Fred de Bruyne is a name that might not ring a bell. He was born in Belgium in 1930 and rode during the 1950s. Unlike previous entry on this list, Robbie McEwen, Fred did not have a long career. In fact, it spanned just nine years, from 1953-1961. Additionally, most of his results came in only two years: 1956 and 1957. At first glance, this does not seem like the career of a top cyclist of all-time.
What I haven’t mentioned, though, are his victories. And those make all the difference. De Bruyne won four monuments, six different times. The one that eluded him, Il Lombardia, he finished second, in 1955. More important, though, are the ones he won: Paris-Roubaix (1957), Tour of Flanders (1957), Milano-Sanremo (1956), and Liége-Bastogne-Liége (1956, 1958 and 1959).
Essentially, he came as close as you can get can to winning all five monuments without actually doing it. However, since only three riders have won all five (Rik Van Looy, Eddy Merckx, and Roger De Vlaeminck), I won’t hold this against him. As a curiosity, Van Looy was De Bruyne’s contemporary. His company in the four-monument club is as prestigious as it gets: Sean Kelly, Hennie Kuiper, Louison Bobet, Germain Derycke and Philippe Gilbert.
In addition to his “monumental” victories, Fred also got three second places in cycling’s most important classics: Il Lombardia (1955), Paris-Roubaix (1956), Milano-Sanremo (1957).
Outside of the classics, the Belgian won six stages in the Tour de France (three each in 1954 and 1956), two yellow jerseys in the Paris-Nice (1956, 1958) and the Paris-Tours (1957), among other races.
All these victories during the 50s meant that, unsurprisingly, De Bruyne placed first three consecutive times on the Challenge Desgrange-Colombo. This was the end-of-year ranking of the time, measuring the riders’ results in qualifying races during the season.
After his career as a pro cyclist, Fred became a commentator for BRT, a Belgian TV station, from 1961 to 1977. He was a highly esteemed cycling reporter in Belgium during this period. He also published the biographies of two of his contemporaries and competitors, Rik Van Steenbergen and Rik Van Looy, as well as those of Belgian track legend Patrick Sercu and Dutch Paris-Roubaix winner Peter Post.

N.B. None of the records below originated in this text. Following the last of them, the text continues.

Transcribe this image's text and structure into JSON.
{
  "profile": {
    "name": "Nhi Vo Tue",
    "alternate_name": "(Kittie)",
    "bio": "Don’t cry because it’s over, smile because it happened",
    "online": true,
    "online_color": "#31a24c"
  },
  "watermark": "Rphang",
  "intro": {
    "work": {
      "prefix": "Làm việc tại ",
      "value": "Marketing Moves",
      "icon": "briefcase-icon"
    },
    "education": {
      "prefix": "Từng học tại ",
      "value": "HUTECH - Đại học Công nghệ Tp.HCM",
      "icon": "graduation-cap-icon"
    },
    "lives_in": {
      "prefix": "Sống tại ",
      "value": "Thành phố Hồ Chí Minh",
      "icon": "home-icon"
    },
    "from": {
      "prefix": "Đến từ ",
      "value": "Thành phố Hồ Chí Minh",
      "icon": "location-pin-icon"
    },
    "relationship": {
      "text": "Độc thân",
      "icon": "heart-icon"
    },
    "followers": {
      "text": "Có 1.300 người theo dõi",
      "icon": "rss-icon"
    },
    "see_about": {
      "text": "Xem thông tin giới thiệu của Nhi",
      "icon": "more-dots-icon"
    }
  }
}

De Bruyne later became a team manager of the Flandria team which, at the time, had riders like Freddy Maertens, Sean Kelly and Joaquim Agostinho.
In 1979 he moved to a smaller team, Daf Trucks, where he had some success in the 1979 Tour de France with Dutch rider Jo Maas. De Bruyne had legend Roger De Vlaeminck on the team in 1980, who achieved a few wins during his tenure. Still, 1981 was by far his most successful season as a team manager. That year he led Dutchman Hennie Kuiper to victories in the Tour de Flanders and Il Lombardia and De Vlaeminck to first places in La Flèche Brabançonne, Paris-Bruxelles and the Belgian championship. Also in 1981, Belgian rider René Martens won a stage in th Tour de France wearing Daf Trucks’ outfit.
It is unclear whether he was the one to lead Kuiper to a 9th place in the Tour de France in 1982. A year later De Bruyne and Kuiper both moved to the Jacky Aernoudt Meubelen team. They would again enjoy some success with a 5th place in the Vuelta. Yet, the team’s superstar in 1983 was Belgian rider Eric Vanderaerden who won a stage in the Tour and two in the Vuelta.
De Bruyne was born in the town of Berlare, East Flanders, but, according to a CyclingNews’ article, would spend his final days in the French region of Provence. He passed away in the town of Seillans on February 4, 1994, aged 64. This was also the town of fellow former pro cyclist Raphaël Géminiani, an accomplished Grand Tour rider of the 1950s. It is reported that the two maintained a friendly relationship.
As proof of the Belgian’s valued contributions to the world of cycling, he currently lends his name to a cycling route in his home town of Berlare, and to the Memorial Fred de Bruyne race. Fittingly, the rider with the most wins in his race is fellow Flandrian Oliver Naesen.
Fred used to advocate looking at riders’ feet to assess how comfortable they were on the bike during a race. He said that riders can mask the suffering on their face but if their tank is empty, the stiffness of their feet will give it away. Looking at his career, it doesn’t seem like his rivals saw stiffness in De Bruyne’s feet very often.